Question

An exotic spherical jellyfish has a bulk modulus $B$. Close to the surface of the sea (depth $d=0$), its radius is $R$. When it dives to a depth $d$ ($d \gg R$), its radius is reduced by $\Delta R > 0$. Given the density of the incompressible sea water $\rho$, and the uniform acceleration due to gravity $g$ such that $\rho g d \ll B$, what is $\frac{\Delta R}{R}$?

• A. $1 - \left( 1 - \frac{\rho g d}{B} \right)^{1/3}$
• B. $1 - \left( 1 - \frac{\rho g d}{B} \right)^{2/3}$
• C. $\left( 1 + \frac{\rho g d}{B} \right)^{2/3} - 1$
• D. $\left( 1 + \frac{\rho g d}{B} \right)^{1/3} - 1$

Hint:

For any small fractional changes, the volumetric strain is approximately three times the linear strain ($\frac{\Delta V}{V} \approx 3 \frac{\Delta R}{R}$).
Since we are given exact expressions in the options, working with exact volume equations yields the precise formula.

Answer 1

The Correct Option is A

Step 1: Understanding the Question:
We are given a spherical jellyfish of radius $R$ and bulk modulus $B$.
When it dives to a depth $d$, the hydrostatic pressure increases, causing its volume to decrease, which in turn reduces its radius to $R - \Delta R$.
We need to find the fractional change in radius $\frac{\Delta R}{R}$.

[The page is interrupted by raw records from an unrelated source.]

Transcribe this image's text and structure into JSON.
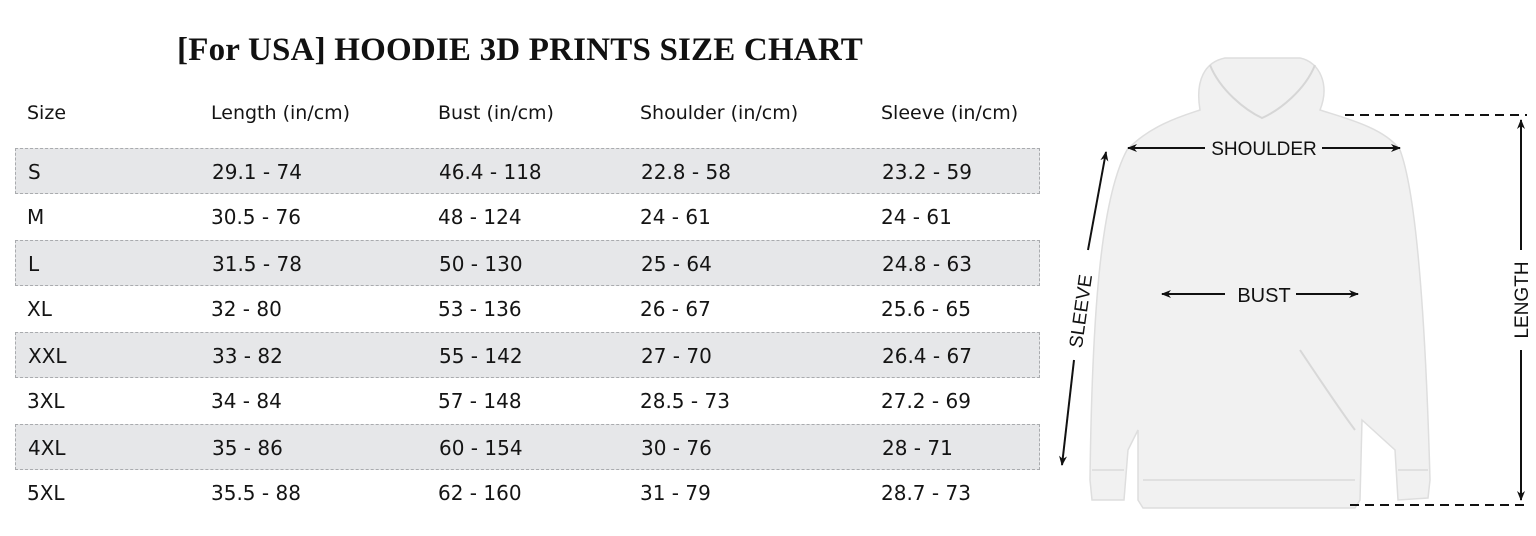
{
  "title": "[For USA] HOODIE 3D PRINTS SIZE CHART",
  "table": {
    "headers": [
      "Size",
      "Length (in/cm)",
      "Bust (in/cm)",
      "Shoulder (in/cm)",
      "Sleeve (in/cm)"
    ],
    "rows": [
      [
        "S",
        "29.1 - 74",
        "46.4 - 118",
        "22.8 - 58",
        "23.2 - 59"
      ],
      [
        "M",
        "30.5 - 76",
        "48 - 124",
        "24 - 61",
        "24 - 61"
      ],
      [
        "L",
        "31.5 - 78",
        "50 - 130",
        "25 - 64",
        "24.8 - 63"
      ],
      [
        "XL",
        "32 - 80",
        "53 - 136",
        "26 - 67",
        "25.6 - 65"
      ],
      [
        "XXL",
        "33 - 82",
        "55 - 142",
        "27 - 70",
        "26.4 - 67"
      ],
      [
        "3XL",
        "34 - 84",
        "57 - 148",
        "28.5 - 73",
        "27.2 - 69"
      ],
      [
        "4XL",
        "35 - 86",
        "60 - 154",
        "30 - 76",
        "28 - 71"
      ],
      [
        "5XL",
        "35.5 - 88",
        "62 - 160",
        "31 - 79",
        "28.7 - 73"
      ]
    ],
    "shade_color": "#e6e7e9"
  },
  "diagram": {
    "shoulder_label": "SHOULDER",
    "bust_label": "BUST",
    "sleeve_label": "SLEEVE",
    "length_label": "LENGTH"
  }
}
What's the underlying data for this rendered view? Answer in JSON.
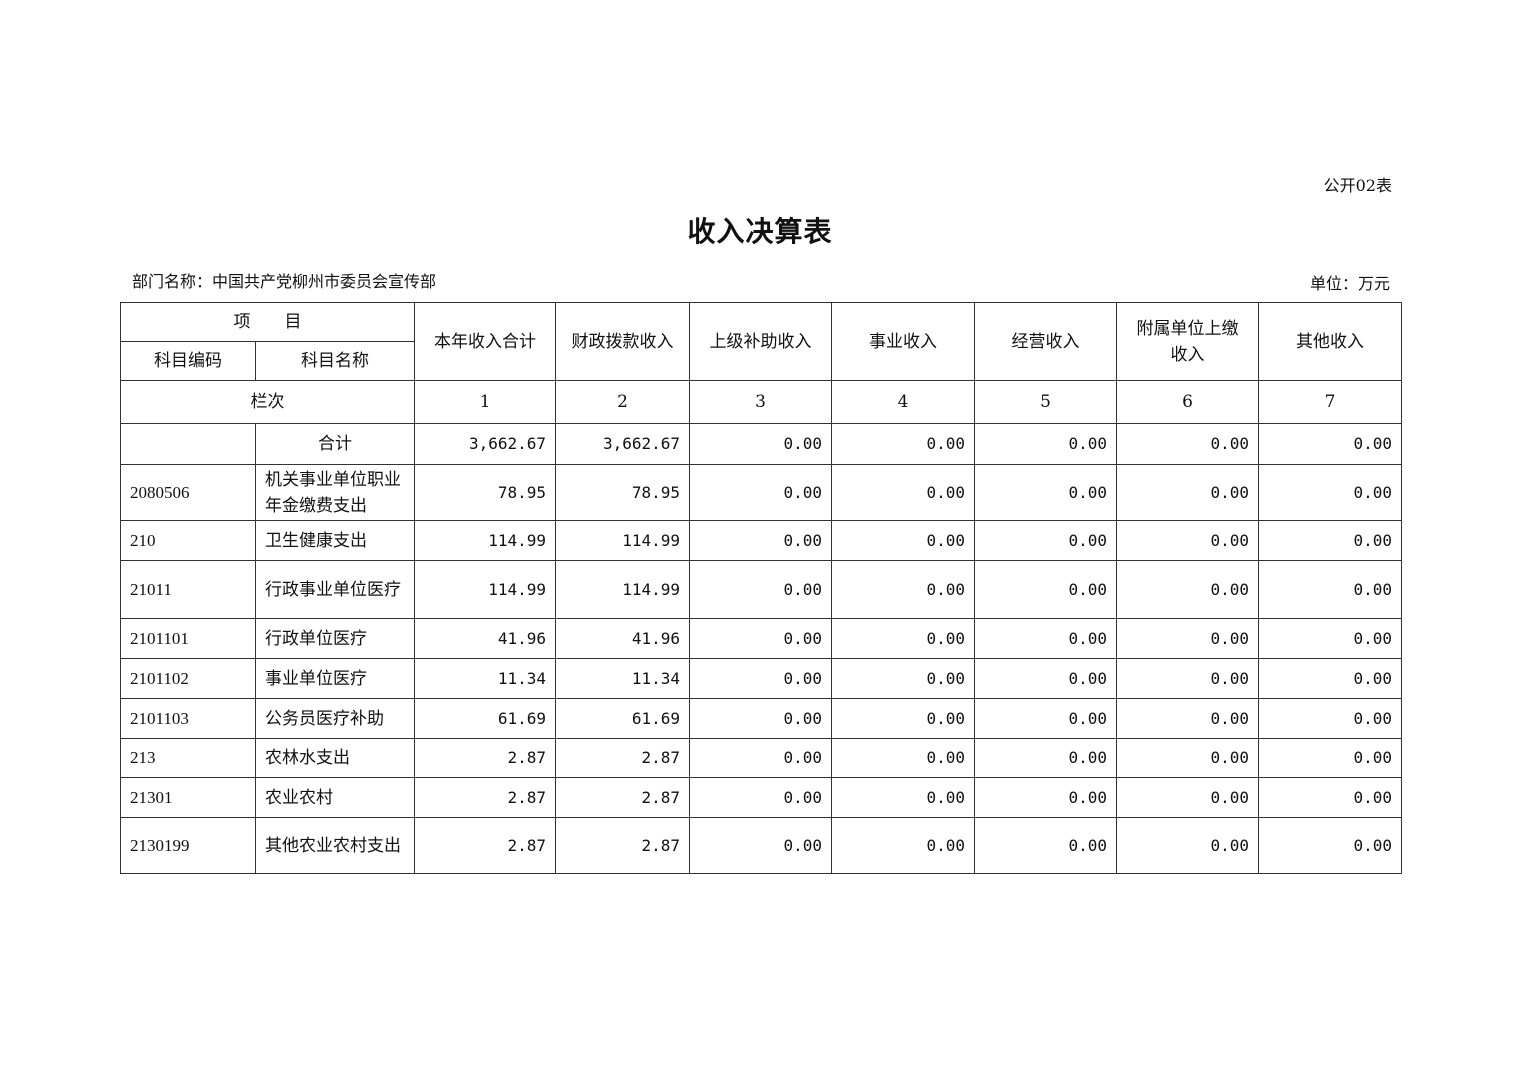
{
  "form_no": "公开02表",
  "title": "收入决算表",
  "department": "部门名称：中国共产党柳州市委员会宣传部",
  "unit": "单位：万元",
  "header": {
    "item": "项　　目",
    "code": "科目编码",
    "name": "科目名称",
    "columns": [
      "本年收入合计",
      "财政拨款收入",
      "上级补助收入",
      "事业收入",
      "经营收入",
      "附属单位上缴收入",
      "其他收入"
    ],
    "row_index_label": "栏次",
    "row_index": [
      "1",
      "2",
      "3",
      "4",
      "5",
      "6",
      "7"
    ]
  },
  "total": {
    "label": "合计",
    "values": [
      "3,662.67",
      "3,662.67",
      "0.00",
      "0.00",
      "0.00",
      "0.00",
      "0.00"
    ]
  },
  "rows": [
    {
      "code": "2080506",
      "name": "机关事业单位职业年金缴费支出",
      "values": [
        "78.95",
        "78.95",
        "0.00",
        "0.00",
        "0.00",
        "0.00",
        "0.00"
      ]
    },
    {
      "code": "210",
      "name": "卫生健康支出",
      "values": [
        "114.99",
        "114.99",
        "0.00",
        "0.00",
        "0.00",
        "0.00",
        "0.00"
      ]
    },
    {
      "code": "21011",
      "name": "行政事业单位医疗",
      "values": [
        "114.99",
        "114.99",
        "0.00",
        "0.00",
        "0.00",
        "0.00",
        "0.00"
      ]
    },
    {
      "code": "2101101",
      "name": "行政单位医疗",
      "values": [
        "41.96",
        "41.96",
        "0.00",
        "0.00",
        "0.00",
        "0.00",
        "0.00"
      ]
    },
    {
      "code": "2101102",
      "name": "事业单位医疗",
      "values": [
        "11.34",
        "11.34",
        "0.00",
        "0.00",
        "0.00",
        "0.00",
        "0.00"
      ]
    },
    {
      "code": "2101103",
      "name": "公务员医疗补助",
      "values": [
        "61.69",
        "61.69",
        "0.00",
        "0.00",
        "0.00",
        "0.00",
        "0.00"
      ]
    },
    {
      "code": "213",
      "name": "农林水支出",
      "values": [
        "2.87",
        "2.87",
        "0.00",
        "0.00",
        "0.00",
        "0.00",
        "0.00"
      ]
    },
    {
      "code": "21301",
      "name": "农业农村",
      "values": [
        "2.87",
        "2.87",
        "0.00",
        "0.00",
        "0.00",
        "0.00",
        "0.00"
      ]
    },
    {
      "code": "2130199",
      "name": "其他农业农村支出",
      "values": [
        "2.87",
        "2.87",
        "0.00",
        "0.00",
        "0.00",
        "0.00",
        "0.00"
      ]
    }
  ]
}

Step 2: Key Formula or Approach:
The bulk modulus $B$ is defined as:
\[ B = -\frac{\Delta P}{\Delta V / V} \implies \frac{\Delta V}{V} = \frac{\Delta P}{B} \] where $\Delta P$ is the change in hydrostatic pressure at depth $d$, given by $\Delta P = \rho g d$.
The volume of a sphere is $V = \frac{4}{3}\pi R^3$.

Step 3: Detailed Explanation:

• Let the initial volume at the surface be $V_i = \frac{4}{3}\pi R^3$.

• Let the final volume at depth $d$ be $V_f = \frac{4}{3}\pi (R - \Delta R)^3$.

• The change in volume is $\Delta V = V_i - V_f$.

• The fractional change in volume is:
\[ \frac{\Delta V}{V_i} = \frac{V_i - V_f}{V_i} = 1 - \frac{V_f}{V_i} \]
• Substituting the formulas for volume:
\[ \frac{\Delta V}{V_i} = 1 - \left( \frac{R - \Delta R}{R} \right)^3 = 1 - \left( 1 - \frac{\Delta R}{R} \right)^3 \]
• From the definition of bulk modulus:
\[ \frac{\Delta V}{V_i} = \frac{\Delta P}{B} = \frac{\rho g d}{B} \]
• Equating the two expressions:
\[ 1 - \left( 1 - \frac{\Delta R}{R} \right)^3 = \frac{\rho g d}{B} \] \[ \left( 1 - \frac{\Delta R}{R} \right)^3 = 1 - \frac{\rho g d}{B} \]
• Taking the cube root on both sides:
\[ 1 - \frac{\Delta R}{R} = \left( 1 - \frac{\rho g d}{B} \right)^{1/3} \] \[ \frac{\Delta R}{R} = 1 - \left( 1 - \frac{\rho g d}{B} \right)^{1/3} \]

Step 4: Final Answer:
The fractional change in radius $\frac{\Delta R}{R}$ is $1 - \left( 1 - \frac{\rho g d}{B} \right)^{1/3}$.